At just past midnight on the morning after Christmas, Emmett Eastman walked briskly over a thin layer of snow in an open field near historic Fort Snelling, reached Hwy. 55 and began jogging across the Mendota Bridge.
It was the first leg of a group relay run to Mankato to mark the 156th anniversary of the largest mass execution in U.S. history, the hanging of 38 Dakota Sioux Indians in Mankato in 1862. About 50 people participated in the relay, but Eastman was the run's most eminent presence and the eldest among them, having turned 87 on Christmas Eve.
"I do it to memorialize my ancestors, the ones who were hanged, the ones who were incarcerated," he said.
For Eastman, a Dakota Sioux, the run is deeply personal. His great--great-grandfather was Wakinyan Cistina, whose English name was Little Thunder, one of the 38 who was hanged. Eastman has participated in the relay 32 times, missing only the first one in 1986. He lives on the Sisseton Wahpeton Reservation in South Dakota, but often visits his daughter Anne White Eastman in New Prague. She has accompanied him on runs and did so again this year. She did much of the driving, picking him up after a mile.
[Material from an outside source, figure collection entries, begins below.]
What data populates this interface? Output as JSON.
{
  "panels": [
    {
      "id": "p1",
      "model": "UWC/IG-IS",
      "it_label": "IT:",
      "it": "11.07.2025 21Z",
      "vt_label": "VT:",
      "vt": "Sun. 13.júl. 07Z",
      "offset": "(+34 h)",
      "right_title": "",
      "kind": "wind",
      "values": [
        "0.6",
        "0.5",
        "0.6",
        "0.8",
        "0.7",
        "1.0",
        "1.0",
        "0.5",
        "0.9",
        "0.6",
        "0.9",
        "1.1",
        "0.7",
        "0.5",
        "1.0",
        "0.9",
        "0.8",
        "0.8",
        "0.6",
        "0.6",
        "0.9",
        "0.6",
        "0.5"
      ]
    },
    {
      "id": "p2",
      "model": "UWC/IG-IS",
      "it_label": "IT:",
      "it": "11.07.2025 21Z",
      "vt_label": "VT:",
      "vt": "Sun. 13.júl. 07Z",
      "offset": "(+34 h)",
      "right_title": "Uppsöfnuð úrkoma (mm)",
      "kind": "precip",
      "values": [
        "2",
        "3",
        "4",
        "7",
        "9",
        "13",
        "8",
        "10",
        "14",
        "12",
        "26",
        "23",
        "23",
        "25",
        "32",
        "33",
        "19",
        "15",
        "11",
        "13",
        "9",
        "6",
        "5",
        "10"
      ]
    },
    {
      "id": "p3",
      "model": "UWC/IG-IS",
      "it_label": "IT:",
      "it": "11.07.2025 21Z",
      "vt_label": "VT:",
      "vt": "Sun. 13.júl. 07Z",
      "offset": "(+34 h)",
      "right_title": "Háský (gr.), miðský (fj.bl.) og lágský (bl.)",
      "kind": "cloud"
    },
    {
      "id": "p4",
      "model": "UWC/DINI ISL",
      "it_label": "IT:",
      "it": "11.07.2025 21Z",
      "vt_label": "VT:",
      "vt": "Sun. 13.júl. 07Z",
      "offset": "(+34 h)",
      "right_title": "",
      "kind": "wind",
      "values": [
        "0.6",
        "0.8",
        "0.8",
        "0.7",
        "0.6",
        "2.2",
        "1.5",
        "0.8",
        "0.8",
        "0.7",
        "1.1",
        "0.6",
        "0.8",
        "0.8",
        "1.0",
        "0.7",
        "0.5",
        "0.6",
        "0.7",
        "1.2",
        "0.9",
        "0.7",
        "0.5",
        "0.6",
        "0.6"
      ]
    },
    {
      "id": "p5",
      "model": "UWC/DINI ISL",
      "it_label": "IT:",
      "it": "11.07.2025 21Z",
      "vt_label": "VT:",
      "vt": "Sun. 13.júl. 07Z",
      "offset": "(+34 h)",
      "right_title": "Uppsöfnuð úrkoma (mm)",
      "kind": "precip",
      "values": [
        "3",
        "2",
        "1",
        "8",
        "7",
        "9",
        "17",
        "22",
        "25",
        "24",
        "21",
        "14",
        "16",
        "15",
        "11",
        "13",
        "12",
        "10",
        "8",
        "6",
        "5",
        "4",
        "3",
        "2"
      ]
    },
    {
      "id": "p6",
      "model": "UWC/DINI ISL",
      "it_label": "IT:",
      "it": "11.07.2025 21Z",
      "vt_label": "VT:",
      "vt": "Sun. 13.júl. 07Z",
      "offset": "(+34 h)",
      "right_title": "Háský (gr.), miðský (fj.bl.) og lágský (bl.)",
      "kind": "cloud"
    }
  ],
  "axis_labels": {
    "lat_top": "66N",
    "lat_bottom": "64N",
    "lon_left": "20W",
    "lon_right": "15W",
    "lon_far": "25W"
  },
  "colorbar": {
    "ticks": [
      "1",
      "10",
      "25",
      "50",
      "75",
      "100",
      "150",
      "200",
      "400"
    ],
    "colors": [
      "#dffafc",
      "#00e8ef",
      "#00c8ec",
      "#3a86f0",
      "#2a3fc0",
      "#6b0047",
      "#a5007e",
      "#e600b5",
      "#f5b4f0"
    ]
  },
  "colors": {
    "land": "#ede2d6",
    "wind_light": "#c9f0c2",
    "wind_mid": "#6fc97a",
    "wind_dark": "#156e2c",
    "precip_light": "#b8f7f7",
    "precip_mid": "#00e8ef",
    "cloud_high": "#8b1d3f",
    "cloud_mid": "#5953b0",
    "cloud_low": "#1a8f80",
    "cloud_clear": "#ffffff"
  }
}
"My runs represent a prayer step," he said. "Each step is a prayer for world peace and dignity."
The relay is an annual tradition. About 80 people gathered near a small bonfire in a field next to the historic park, mostly Indians, but some whites, both runners and drivers.
In Mankato, about 500 people, mostly Indians from the region, assembled by 10 a.m. at Reconciliation Park in Mankato, site of the hanging, for a short memorial program. They greeted runners as well as 70 Indians on horseback who rode in from South Dakota.
The crowd included Gov.-elect Tim Walz of Mankato, who stood silently with his daughter, Hope, a 17-year-old high school senior. They've been coming for several years, he said.